Lucy Lawless
Build-A-Bear Workshop
Tv Guide Online Insider
December 6, 2001




What has Xena: Warrior Princess star Lucy Lawless been up to since our beloved heroine signed off sans her head? TV Guide Online caught up with the actress at the grand opening of Build-a-Bear Workshop's new Hollywood store — where celebs from Arnold Schwarzenegger to Mary J. Blige created and donated personalized stuffed animals for an auction to benefit First Book, a children's literacy charity.

We begin with the burning question: Will Lawless reprise her X-Files guest role as killer fembot Shannon McMahon? When last seen, the resilient robo-vixen had suddenly awoken in her watery grave — clearly leaving the door open for a return. Even so, Lawless has no plans to come back anytime soon. "I'm halfway through my third pregnancy; I'm due at the end of April," she grins. "I don't see how they can use a pregnant super soldier. So I doubt that will happen, but it was a really great experience and I'm so glad I did it. I think they can get on just fine without me."

Meanwhile, the mum-to-be — who's chosen to leave the baby's sex an old-fashioned surprise — is quite busy enough chasing her two-year-old around Build-a-Bear just now. "I've been given cause to question whether I should've called my son Julius," she says, "because he's so imperious. He's a real little Caesar around the house sometimes, but only when he gets bored!" We also notice the tyke doesn't care to dress his newest pal in any of the shop's sundry teddy-bear outfits. "No," she laughs, "he likes his bears to be au naturel, I guess."

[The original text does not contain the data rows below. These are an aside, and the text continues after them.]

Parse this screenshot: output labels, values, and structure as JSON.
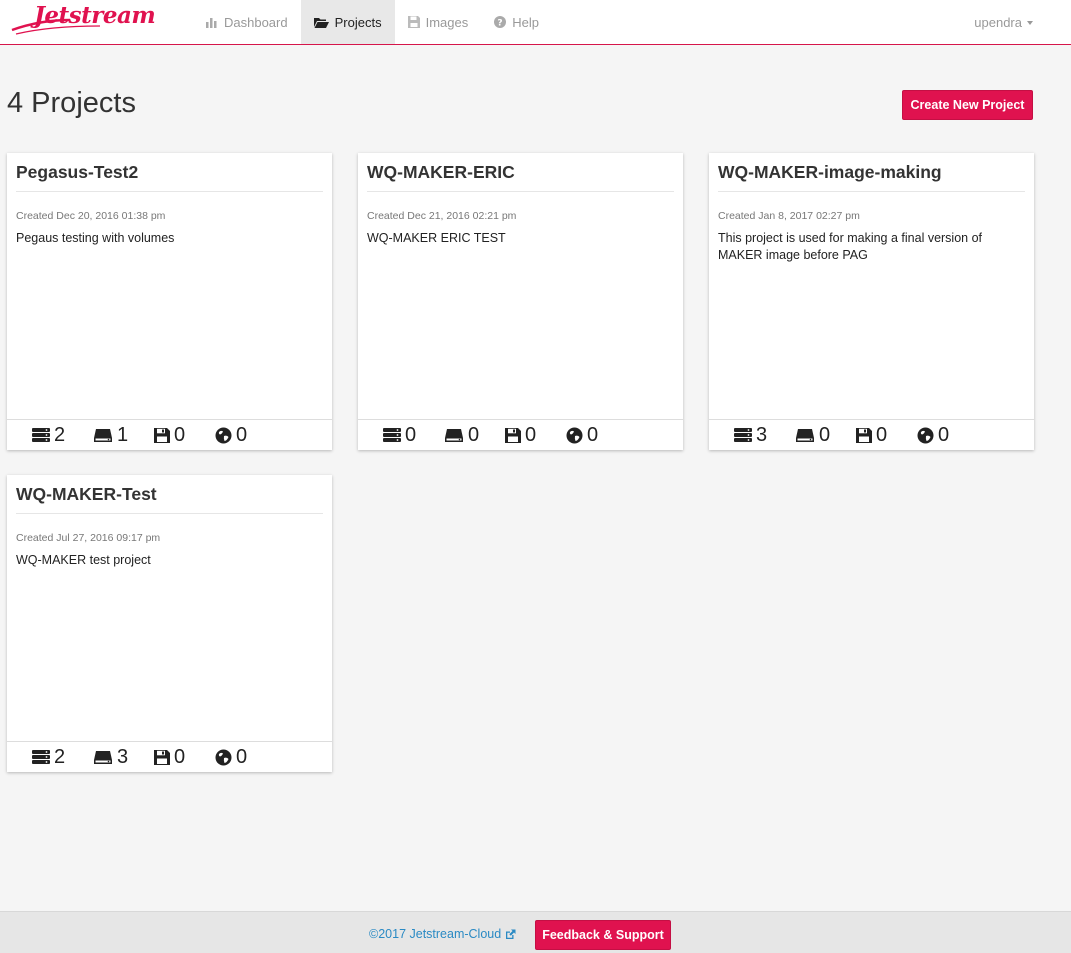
{
  "app": {
    "logo_text": "Jetstream",
    "brand_color": "#e0124f"
  },
  "nav": {
    "items": [
      {
        "label": "Dashboard",
        "icon": "bar-chart-icon",
        "active": false
      },
      {
        "label": "Projects",
        "icon": "folder-open-icon",
        "active": true
      },
      {
        "label": "Images",
        "icon": "floppy-disk-icon",
        "active": false
      },
      {
        "label": "Help",
        "icon": "question-circle-icon",
        "active": false
      }
    ],
    "user": "upendra"
  },
  "header": {
    "title": "4 Projects",
    "create_button": "Create New Project"
  },
  "projects": [
    {
      "name": "Pegasus-Test2",
      "created": "Created Dec 20, 2016 01:38 pm",
      "description": "Pegaus testing with volumes",
      "instances": "2",
      "volumes": "1",
      "images": "0",
      "links": "0"
    },
    {
      "name": "WQ-MAKER-ERIC",
      "created": "Created Dec 21, 2016 02:21 pm",
      "description": "WQ-MAKER ERIC TEST",
      "instances": "0",
      "volumes": "0",
      "images": "0",
      "links": "0"
    },
    {
      "name": "WQ-MAKER-image-making",
      "created": "Created Jan 8, 2017 02:27 pm",
      "description": "This project is used for making a final version of MAKER image before PAG",
      "instances": "3",
      "volumes": "0",
      "images": "0",
      "links": "0"
    },
    {
      "name": "WQ-MAKER-Test",
      "created": "Created Jul 27, 2016 09:17 pm",
      "description": "WQ-MAKER test project",
      "instances": "2",
      "volumes": "3",
      "images": "0",
      "links": "0"
    }
  ],
  "footer": {
    "copyright": "©2017 Jetstream-Cloud",
    "feedback_button": "Feedback & Support"
  }
}
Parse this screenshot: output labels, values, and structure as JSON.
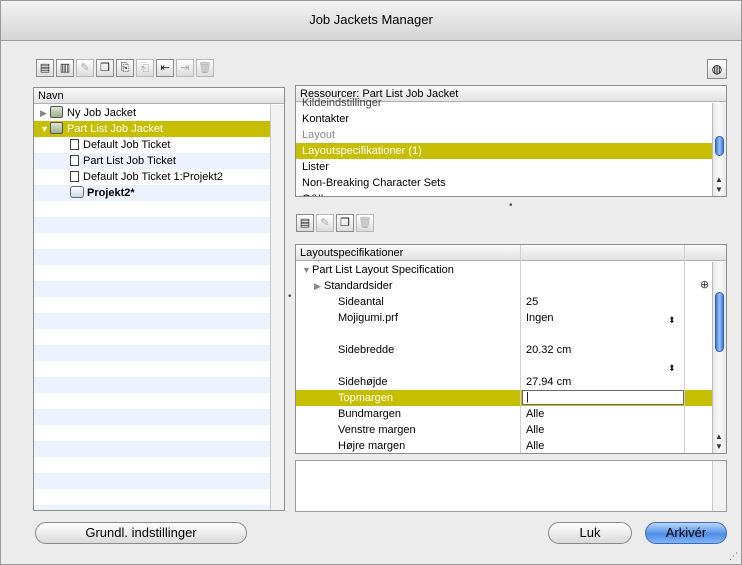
{
  "window": {
    "title": "Job Jackets Manager"
  },
  "toolbar_left": [
    {
      "icon": "new-jacket-icon",
      "glyph": "▤"
    },
    {
      "icon": "new-ticket-icon",
      "glyph": "▥"
    },
    {
      "icon": "edit-icon",
      "glyph": "✎",
      "disabled": true
    },
    {
      "icon": "duplicate-icon",
      "glyph": "❐"
    },
    {
      "icon": "link-icon",
      "glyph": "⎘"
    },
    {
      "icon": "unlink-icon",
      "glyph": "⎗",
      "disabled": true
    },
    {
      "icon": "import-icon",
      "glyph": "⇤"
    },
    {
      "icon": "export-icon",
      "glyph": "⇥",
      "disabled": true
    },
    {
      "icon": "delete-icon",
      "glyph": "🗑",
      "disabled": true
    }
  ],
  "tree": {
    "header": "Navn",
    "items": [
      {
        "label": "Ny Job Jacket",
        "level": 0,
        "type": "jacket",
        "expand": "closed"
      },
      {
        "label": "Part List Job Jacket",
        "level": 0,
        "type": "jacket",
        "expand": "open",
        "selected": true
      },
      {
        "label": "Default Job Ticket",
        "level": 1,
        "type": "doc"
      },
      {
        "label": "Part List Job Ticket",
        "level": 1,
        "type": "doc"
      },
      {
        "label": "Default Job Ticket 1:Projekt2",
        "level": 1,
        "type": "doc"
      },
      {
        "label": "Projekt2*",
        "level": 1,
        "type": "project",
        "bold": true
      }
    ]
  },
  "resources": {
    "header": "Ressourcer: Part List Job Jacket",
    "cut_item": "Kildeindstillinger",
    "items": [
      {
        "label": "Kontakter"
      },
      {
        "label": "Layout",
        "dim": true
      },
      {
        "label": "Layoutspecifikationer (1)",
        "selected": true
      },
      {
        "label": "Lister"
      },
      {
        "label": "Non-Breaking Character Sets"
      },
      {
        "label": "O&I'er"
      }
    ]
  },
  "toolbar_mid": [
    {
      "icon": "new-spec-icon",
      "glyph": "▤"
    },
    {
      "icon": "edit-spec-icon",
      "glyph": "✎",
      "disabled": true
    },
    {
      "icon": "duplicate-spec-icon",
      "glyph": "❐"
    },
    {
      "icon": "delete-spec-icon",
      "glyph": "🗑",
      "disabled": true
    }
  ],
  "specs": {
    "header": "Layoutspecifikationer",
    "rows": [
      {
        "label": "Part List Layout Specification",
        "value": "",
        "level": 0,
        "expand": "open"
      },
      {
        "label": "Standardsider",
        "value": "",
        "level": 1,
        "expand": "closed"
      },
      {
        "label": "Sideantal",
        "value": "25",
        "level": 2
      },
      {
        "label": "Mojigumi.prf",
        "value": "Ingen",
        "level": 2,
        "popup": true
      },
      {
        "label": "",
        "value": "",
        "level": 2
      },
      {
        "label": "Sidebredde",
        "value": "20.32 cm",
        "level": 2
      },
      {
        "label": "",
        "value": "",
        "level": 2,
        "popup": true
      },
      {
        "label": "Sidehøjde",
        "value": "27.94 cm",
        "level": 2
      },
      {
        "label": "Topmargen",
        "value": "",
        "level": 2,
        "selected": true,
        "editing": true
      },
      {
        "label": "Bundmargen",
        "value": "Alle",
        "level": 2
      },
      {
        "label": "Venstre margen",
        "value": "Alle",
        "level": 2
      },
      {
        "label": "Højre margen",
        "value": "Alle",
        "level": 2
      }
    ]
  },
  "buttons": {
    "defaults": "Grundl. indstillinger",
    "close": "Luk",
    "archive": "Arkivér"
  },
  "colors": {
    "selection": "#c8be00",
    "stripe": "#edf3fe",
    "default_button": "#4f8ee8"
  }
}
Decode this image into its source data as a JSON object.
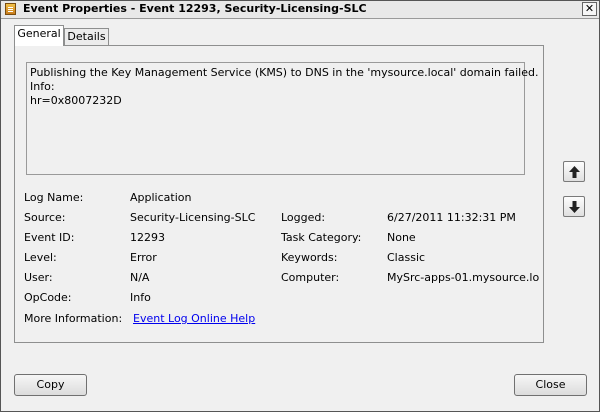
{
  "window": {
    "title": "Event Properties - Event 12293, Security-Licensing-SLC",
    "close_glyph": "✕"
  },
  "tabs": [
    {
      "label": "General",
      "active": true
    },
    {
      "label": "Details",
      "active": false
    }
  ],
  "description": {
    "lines": [
      "Publishing the Key Management Service (KMS) to DNS in the 'mysource.local' domain failed.",
      "Info:",
      "hr=0x8007232D"
    ]
  },
  "fields": {
    "log_name": {
      "label": "Log Name:",
      "value": "Application"
    },
    "source": {
      "label": "Source:",
      "value": "Security-Licensing-SLC"
    },
    "logged": {
      "label": "Logged:",
      "value": "6/27/2011 11:32:31 PM"
    },
    "event_id": {
      "label": "Event ID:",
      "value": "12293"
    },
    "task_category": {
      "label": "Task Category:",
      "value": "None"
    },
    "level": {
      "label": "Level:",
      "value": "Error"
    },
    "keywords": {
      "label": "Keywords:",
      "value": "Classic"
    },
    "user": {
      "label": "User:",
      "value": "N/A"
    },
    "computer": {
      "label": "Computer:",
      "value": "MySrc-apps-01.mysource.lo"
    },
    "opcode": {
      "label": "OpCode:",
      "value": "Info"
    },
    "more_info": {
      "label": "More Information:",
      "value": "Event Log Online Help"
    }
  },
  "buttons": {
    "copy": "Copy",
    "close": "Close",
    "up_icon": "arrow-up-icon",
    "down_icon": "arrow-down-icon"
  }
}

For her First Book celebrity donation, Lawless says, "I dressed my little stuffed horse in Tartan trousers — and an American flag shirt, because it's just a sign of the times." The TV titan adds that encouraging kids to read is a cause she's glad to throw her weight behind: "It's very disempowering, I hear, to be illiterate. So many adults are, and are embarrassed to admit it, and kind of have to get through life coping and learning things by memory. Anything we can do to help the literacy rate is a good thing."